O cinema norueguês tem-nos brindado com verdadeiras pérolas nos últimos anos, como os filmes de Joachim Trier – especialmente The Worst Person in the World (2022) e Sick of Myself (2022), de Kristoffer Borgli. Agora, um novo nome promissor surge neste panorama com Armand, escrito e realizado por Halfdan Ullmann Tøndel – ninguém menos que neto de Ingmar Bergman e Liv Ullmann, quase uma família real do cinema europeu.
A história decorre numa escola com graves problemas de infraestruturas: o calor torna-se insuportável devido à falta de climatização e o alarme de incêndio, avariado, dispara constantemente. Mas os danos vão muito além das paredes do edifício. Acompanhamos o director, a pedagoga e uma professora enquanto tentam lidar com um alegado caso de agressão grave entre dois alunos de seis anos, Jon e Armand, através de uma reunião tensa com os pais dos envolvidos.
À primeira vista, a narrativa pode parecer simples, mas revela-se bem mais complexa que o esperado. Curiosamente, as crianças nunca aparecem em cena. O foco está nas relações entre os adultos: os pais de Jon (interpretados por Ellen Dorrit Petersen e Endre Hellestveit), a mãe de Armand, recentemente viúva, (Renate Reinsve) e os profissionais da escola (Thea Lambrechts, Øystein Røger e Vera Veljovic). À medida que o filme se desenvolve, torna-se evidente – com subtileza e inteligência – que o verdadeiro conflito reside nos próprios adultos. Desde falhas pedagógicas a traumas familiares profundos, é nas dores dos crescidos que o filme mergulha.
Armand venceu, com justiça, a prestigiada Caméra d’Or Un Certain Regard no Festival de Cannes de 2024. A cinematografia é belíssima e expressiva. Nota-se um cuidado minucioso com a textura do filme – sentimos o calor nas gotas de suor que escorrem pelos rostos das personagens e no grão visível da imagem. A composição dos planos é pensada ao detalhe, preenchendo o enquadramento com pistas subtis sobre o estado emocional das personagens. Há uma harmonia entre forma e conteúdo que reforça ainda mais o impacto da obra.

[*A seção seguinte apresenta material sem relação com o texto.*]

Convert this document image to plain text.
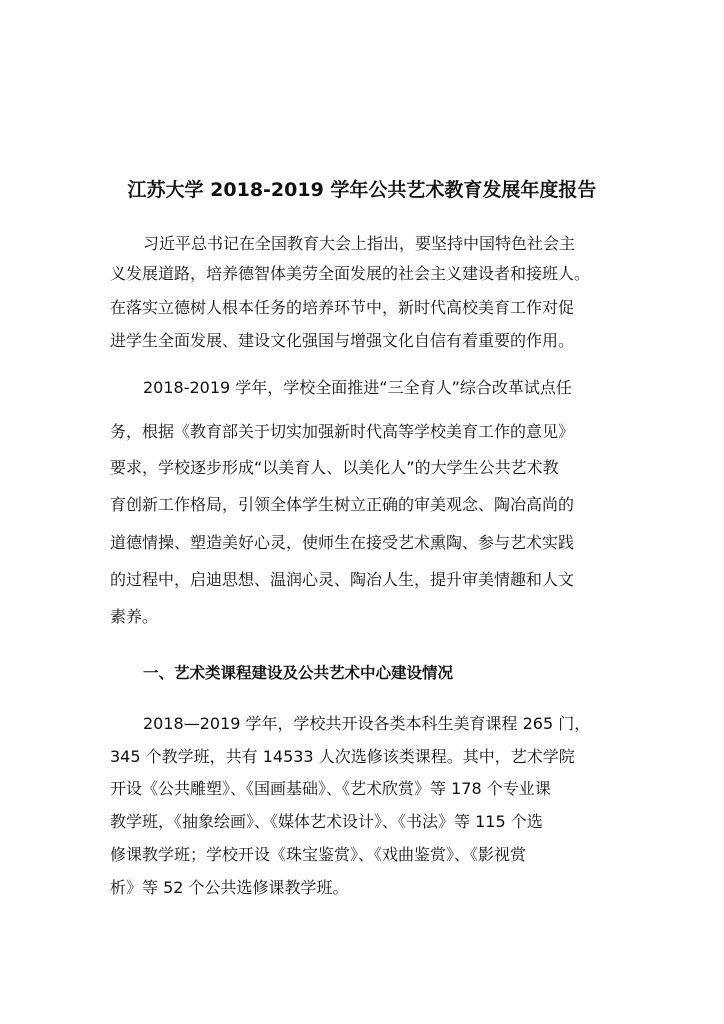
江苏大学 2018-2019 学年公共艺术教育发展年度报告
习近平总书记在全国教育大会上指出，要坚持中国特色社会主
义发展道路，培养德智体美劳全面发展的社会主义建设者和接班人。
在落实立德树人根本任务的培养环节中，新时代高校美育工作对促
进学生全面发展、建设文化强国与增强文化自信有着重要的作用。
2018-2019 学年，学校全面推进“三全育人”综合改革试点任
务，根据《教育部关于切实加强新时代高等学校美育工作的意见》
要求，学校逐步形成“以美育人、以美化人”的大学生公共艺术教
育创新工作格局，引领全体学生树立正确的审美观念、陶冶高尚的
道德情操、塑造美好心灵，使师生在接受艺术熏陶、参与艺术实践
的过程中，启迪思想、温润心灵、陶冶人生，提升审美情趣和人文
素养。
一、艺术类课程建设及公共艺术中心建设情况
2018—2019 学年，学校共开设各类本科生美育课程 265 门，
345 个教学班，共有 14533 人次选修该类课程。其中，艺术学院
开设《公共雕塑》、《国画基础》、《艺术欣赏》等 178 个专业课
教学班，《抽象绘画》、《媒体艺术设计》、《书法》等 115 个选
修课教学班；学校开设《珠宝鉴赏》、《戏曲鉴赏》、《影视赏
析》等 52 个公共选修课教学班。
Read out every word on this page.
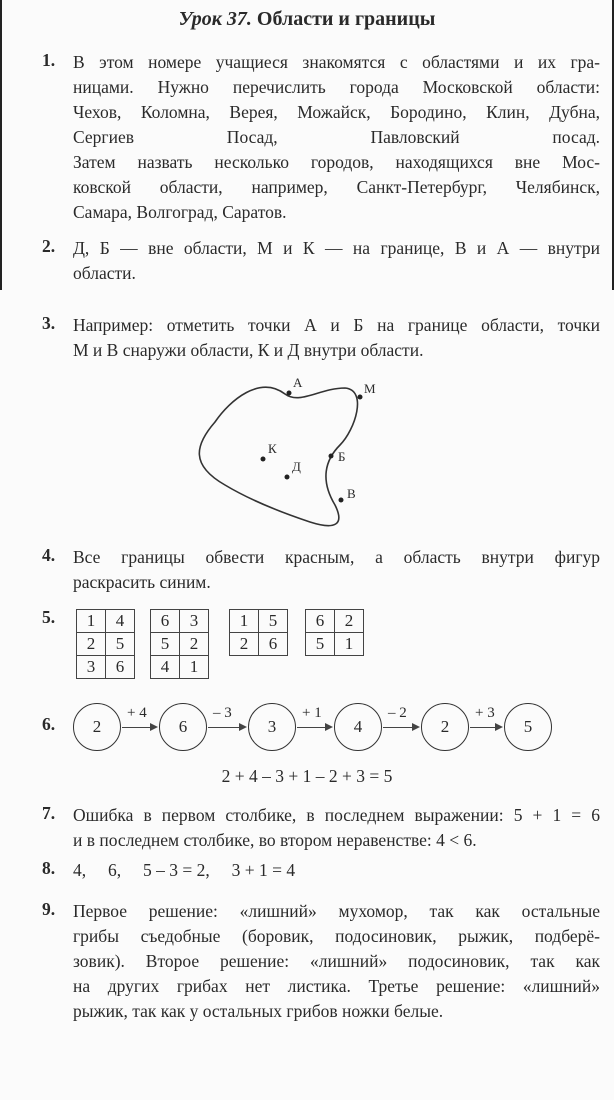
Урок 37. Области и границы
1. В этом номере учащиеся знакомятся с областями и их гра-
ницами. Нужно перечислить города Московской области:
Чехов, Коломна, Верея, Можайск, Бородино, Клин, Дубна,
Сергиев Посад, Павловский посад.
Затем назвать несколько городов, находящихся вне Мос-
ковской области, например, Санкт-Петербург, Челябинск,
Самара, Волгоград, Саратов.
2. Д, Б — вне области, М и К — на границе, В и А — внутри
области.
3. Например: отметить точки А и Б на границе области, точки
М и В снаружи области, К и Д внутри области.
А	М
К
Д
Б
В
4. Все границы обвести красным, а область внутри фигур
раскрасить синим.
5. 1	4
2	5
3	6
6	3
5	2
4	1
1	5
2	6
6	2
5	1
6.	2
+ 4
6
– 3
3
+ 1
4
– 2
2
+ 3
5
2 + 4 – 3 + 1 – 2 + 3 = 5
7. Ошибка в первом столбике, в последнем выражении: 5 + 1 = 6
и в последнем столбике, во втором неравенстве: 4 < 6.
8. 4,     6,     5 – 3 = 2,     3 + 1 = 4
9. Первое решение: «лишний» мухомор, так как остальные
грибы съедобные (боровик, подосиновик, рыжик, подберё-
зовик). Второе решение: «лишний» подосиновик, так как
на других грибах нет листика. Третье решение: «лишний»
рыжик, так как у остальных грибов ножки белые.
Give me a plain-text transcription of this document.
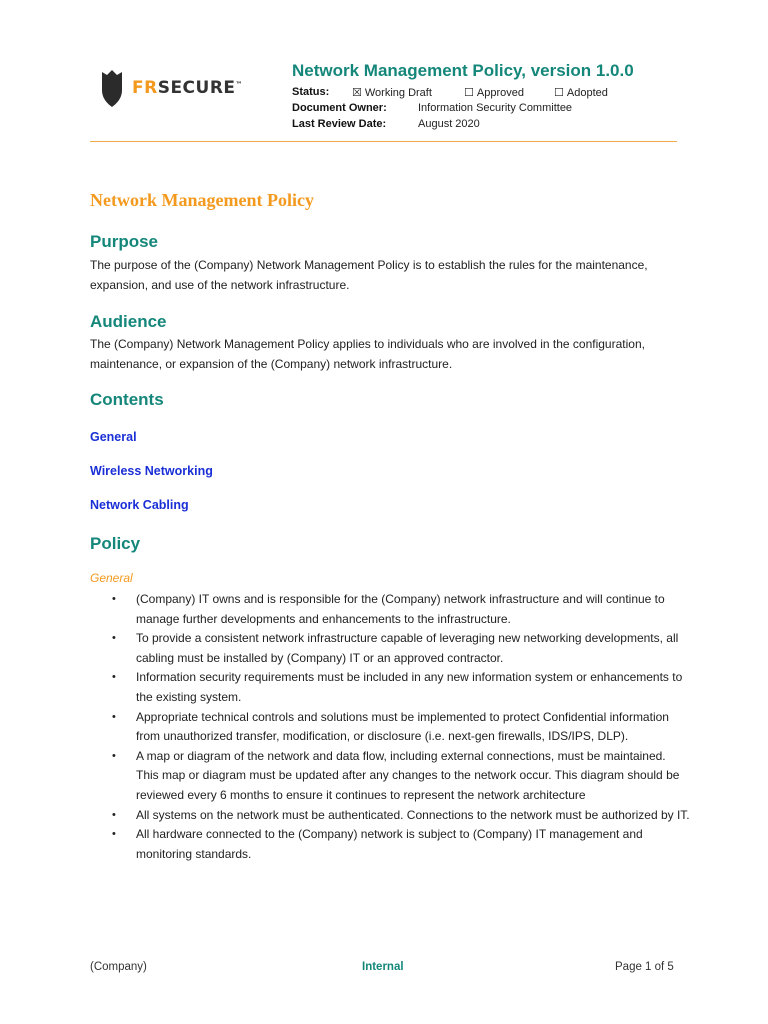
FRSECURE™
Network Management Policy, version 1.0.0
Status: ☒ Working Draft	☐ Approved	☐ Adopted
Document Owner:	Information Security Committee
Last Review Date:	August 2020
Network Management Policy
Purpose
The purpose of the (Company) Network Management Policy is to establish the rules for the maintenance, expansion, and use of the network infrastructure.
Audience
The (Company) Network Management Policy applies to individuals who are involved in the configuration, maintenance, or expansion of the (Company) network infrastructure.
Contents
General
Wireless Networking
Network Cabling
Policy
General
• (Company) IT owns and is responsible for the (Company) network infrastructure and will continue to manage further developments and enhancements to the infrastructure.
• To provide a consistent network infrastructure capable of leveraging new networking developments, all cabling must be installed by (Company) IT or an approved contractor.
• Information security requirements must be included in any new information system or enhancements to the existing system.
• Appropriate technical controls and solutions must be implemented to protect Confidential information from unauthorized transfer, modification, or disclosure (i.e. next-gen firewalls, IDS/IPS, DLP).
• A map or diagram of the network and data flow, including external connections, must be maintained. This map or diagram must be updated after any changes to the network occur. This diagram should be reviewed every 6 months to ensure it continues to represent the network architecture
• All systems on the network must be authenticated. Connections to the network must be authorized by IT.
• All hardware connected to the (Company) network is subject to (Company) IT management and monitoring standards.
(Company)	Internal	Page 1 of 5
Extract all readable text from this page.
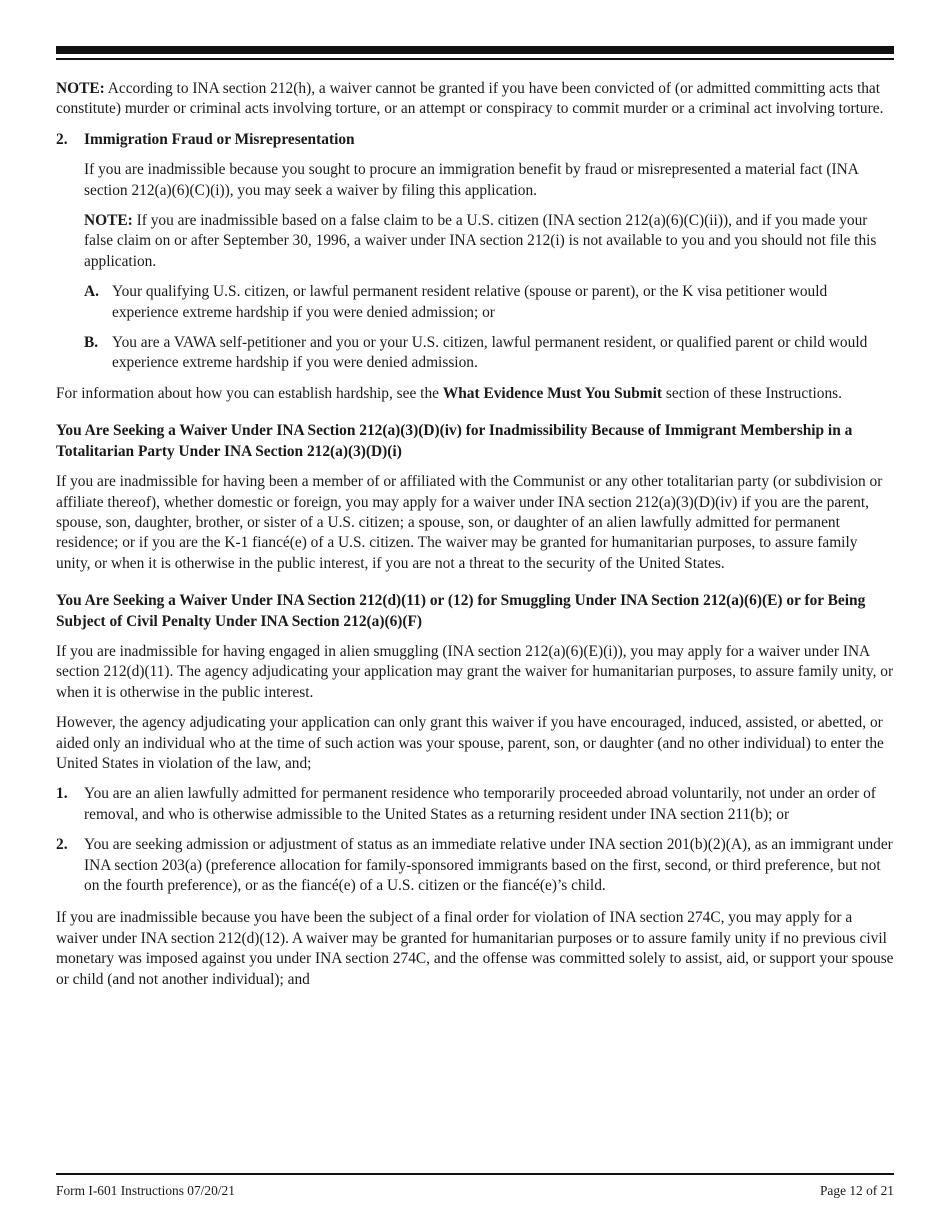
NOTE: According to INA section 212(h), a waiver cannot be granted if you have been convicted of (or admitted committing acts that constitute) murder or criminal acts involving torture, or an attempt or conspiracy to commit murder or a criminal act involving torture.

2.	Immigration Fraud or Misrepresentation

If you are inadmissible because you sought to procure an immigration benefit by fraud or misrepresented a material fact (INA section 212(a)(6)(C)(i)), you may seek a waiver by filing this application.

NOTE: If you are inadmissible based on a false claim to be a U.S. citizen (INA section 212(a)(6)(C)(ii)), and if you made your false claim on or after September 30, 1996, a waiver under INA section 212(i) is not available to you and you should not file this application.

A. Your qualifying U.S. citizen, or lawful permanent resident relative (spouse or parent), or the K visa petitioner would experience extreme hardship if you were denied admission; or
B. You are a VAWA self-petitioner and you or your U.S. citizen, lawful permanent resident, or qualified parent or child would experience extreme hardship if you were denied admission.

For information about how you can establish hardship, see the What Evidence Must You Submit section of these Instructions.

You Are Seeking a Waiver Under INA Section 212(a)(3)(D)(iv) for Inadmissibility Because of Immigrant Membership in a Totalitarian Party Under INA Section 212(a)(3)(D)(i)

If you are inadmissible for having been a member of or affiliated with the Communist or any other totalitarian party (or subdivision or affiliate thereof), whether domestic or foreign, you may apply for a waiver under INA section 212(a)(3)(D)(iv) if you are the parent, spouse, son, daughter, brother, or sister of a U.S. citizen; a spouse, son, or daughter of an alien lawfully admitted for permanent residence; or if you are the K-1 fiancé(e) of a U.S. citizen. The waiver may be granted for humanitarian purposes, to assure family unity, or when it is otherwise in the public interest, if you are not a threat to the security of the United States.

You Are Seeking a Waiver Under INA Section 212(d)(11) or (12) for Smuggling Under INA Section 212(a)(6)(E) or for Being Subject of Civil Penalty Under INA Section 212(a)(6)(F)

If you are inadmissible for having engaged in alien smuggling (INA section 212(a)(6)(E)(i)), you may apply for a waiver under INA section 212(d)(11). The agency adjudicating your application may grant the waiver for humanitarian purposes, to assure family unity, or when it is otherwise in the public interest.

However, the agency adjudicating your application can only grant this waiver if you have encouraged, induced, assisted, or abetted, or aided only an individual who at the time of such action was your spouse, parent, son, or daughter (and no other individual) to enter the United States in violation of the law, and;

1.	You are an alien lawfully admitted for permanent residence who temporarily proceeded abroad voluntarily, not under an order of removal, and who is otherwise admissible to the United States as a returning resident under INA section 211(b); or
2.	You are seeking admission or adjustment of status as an immediate relative under INA section 201(b)(2)(A), as an immigrant under INA section 203(a) (preference allocation for family-sponsored immigrants based on the first, second, or third preference, but not on the fourth preference), or as the fiancé(e) of a U.S. citizen or the fiancé(e)’s child.

If you are inadmissible because you have been the subject of a final order for violation of INA section 274C, you may apply for a waiver under INA section 212(d)(12). A waiver may be granted for humanitarian purposes or to assure family unity if no previous civil monetary was imposed against you under INA section 274C, and the offense was committed solely to assist, aid, or support your spouse or child (and not another individual); and

Form I-601 Instructions 07/20/21	Page 12 of 21
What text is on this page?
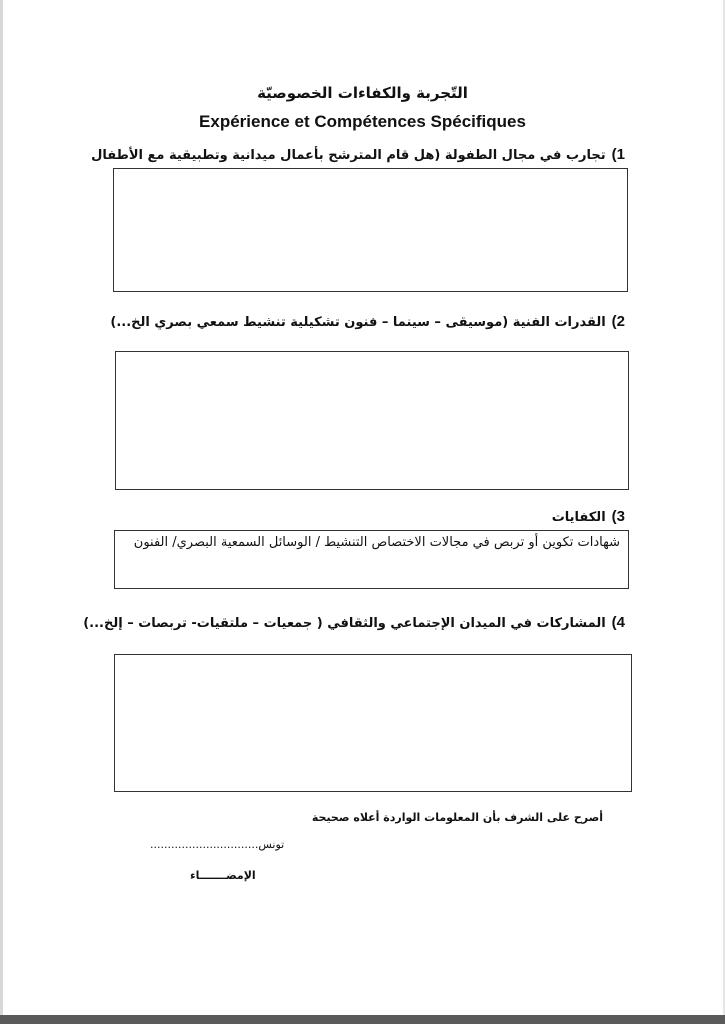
التّجربة والكفاءات الخصوصيّة
Expérience et Compétences Spécifiques
1)تجارب في مجال الطفولة (هل قام المترشح بأعمال ميدانية وتطبيقية مع الأطفال
2)القدرات الفنية (موسيقى – سينما – فنون تشكيلية تنشيط سمعي بصري الخ...)
3)الكفايات
شهادات تكوين أو تربص في مجالات الاختصاص التنشيط / الوسائل السمعية البصري/ الفنون
4)المشاركات في الميدان الإجتماعي والثقافي ( جمعيات – ملتقيات- تربصات – إلخ...)
أصرح على الشرف بأن المعلومات الواردة أعلاه صحيحة
تونس...............................
الإمضـــــــاء
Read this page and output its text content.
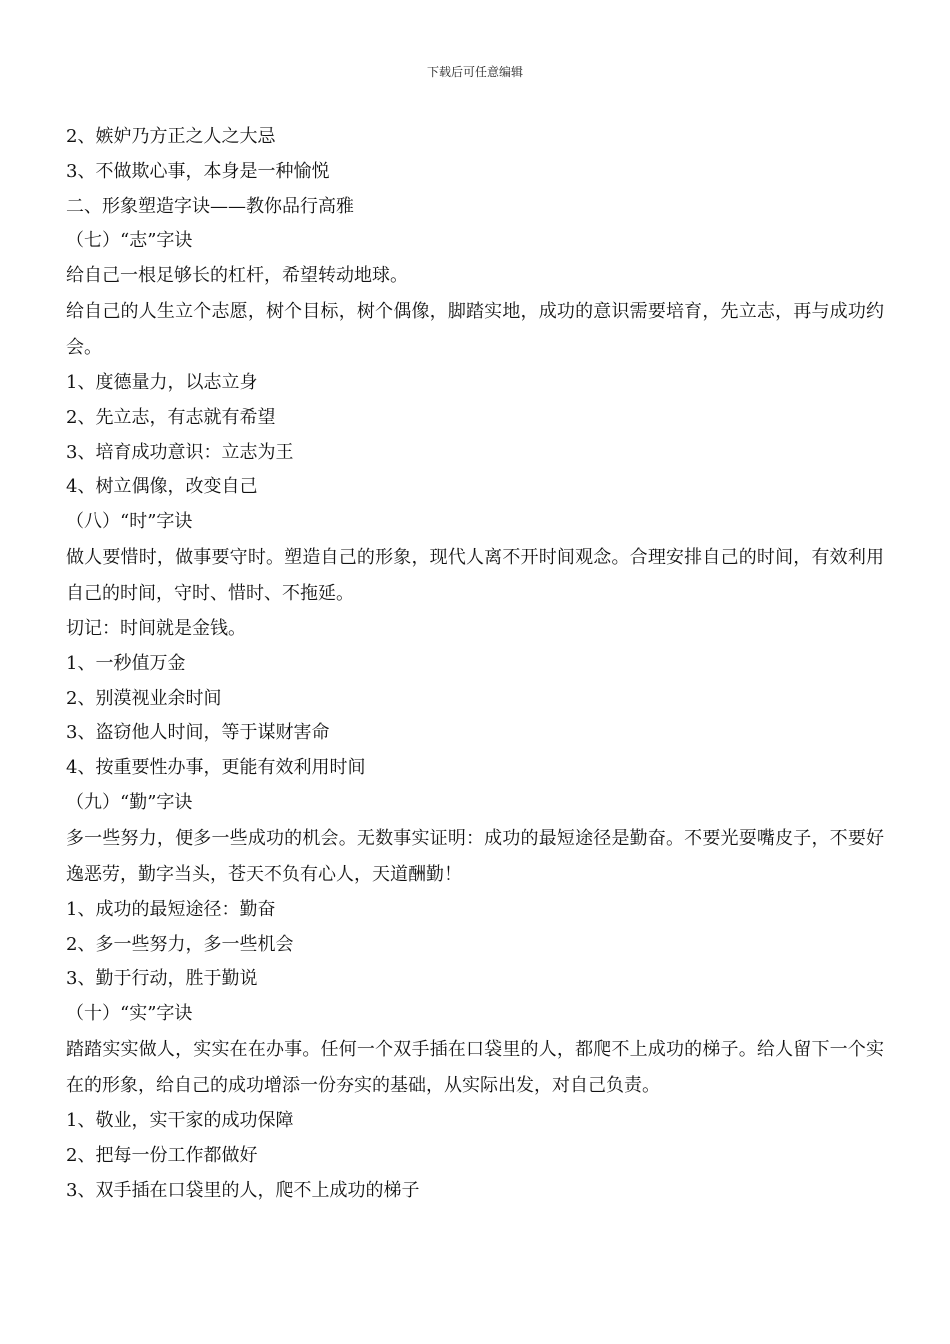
下载后可任意编辑
2、嫉妒乃方正之人之大忌
3、不做欺心事，本身是一种愉悦
二、形象塑造字诀——教你品行高雅
（七）“志”字诀
给自己一根足够长的杠杆，希望转动地球。

给自己的人生立个志愿，树个目标，树个偶像，脚踏实地，成功的意识需要培育，先立志，再与成功约会。

1、度德量力，以志立身
2、先立志，有志就有希望
3、培育成功意识：立志为王
4、树立偶像，改变自己
（八）“时”字诀

做人要惜时，做事要守时。塑造自己的形象，现代人离不开时间观念。合理安排自己的时间，有效利用自己的时间，守时、惜时、不拖延。

切记：时间就是金钱。
1、一秒值万金
2、别漠视业余时间
3、盗窃他人时间，等于谋财害命
4、按重要性办事，更能有效利用时间
（九）“勤”字诀

多一些努力，便多一些成功的机会。无数事实证明：成功的最短途径是勤奋。不要光耍嘴皮子，不要好逸恶劳，勤字当头，苍天不负有心人，天道酬勤！

1、成功的最短途径：勤奋
2、多一些努力，多一些机会
3、勤于行动，胜于勤说
（十）“实”字诀

踏踏实实做人，实实在在办事。任何一个双手插在口袋里的人，都爬不上成功的梯子。给人留下一个实在的形象，给自己的成功增添一份夯实的基础，从实际出发，对自己负责。

1、敬业，实干家的成功保障
2、把每一份工作都做好
3、双手插在口袋里的人，爬不上成功的梯子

As interpretações são outro ponto alto. O elenco começa de forma contida, com emoções reprimidas e intenções não-ditas, até que tudo culmina numa explosão de dor, mágoa e necessidade de resolução. O grande destaque vai para Renate Reinsve. Já havia mostrado o seu enorme talento em The Worst Person in the World, mas aqui confirma-se como uma das actrizes mais promissoras da actualidade. Com uma entrega delicada e, ao mesmo tempo, arrebatadora, conquista por completo o ecrã.
Contudo, nem tudo funciona. A dada altura, o filme afasta-se do realismo contido que vinha a construir para enveredar por momentos de surrealismo psicológico que quebram o envolvimento do espectador. Estes segmentos não são, em si, despropositados, mas soam deslocados e excessivamente longos, afectando o ritmo de um filme que, apesar de não ultrapassar as duas horas, acaba por parecer mais extenso do que é. Fica a sensação de que o realizador não soube preencher esse tempo com cenas à altura do restante argumento.
Ainda assim, estas escolhas podem ser valiosas para espectadores que apreciem leituras mais simbólicas e sensoriais do trauma. Halfdan Ullmann Tøndel entrega uma estreia esteticamente requintada e emocionalmente complexa, demonstrando um domínio visual impressionante. É notável ver alguém iniciar a sua carreira sem tentar imitar o peso do legado familiar, mas sim dialogar com ele. Afinal, não é fácil caminhar na sombra de Ingmar Bergman – e Armand mostra que, pelo menos, Tøndel está a trilhar um caminho promissor.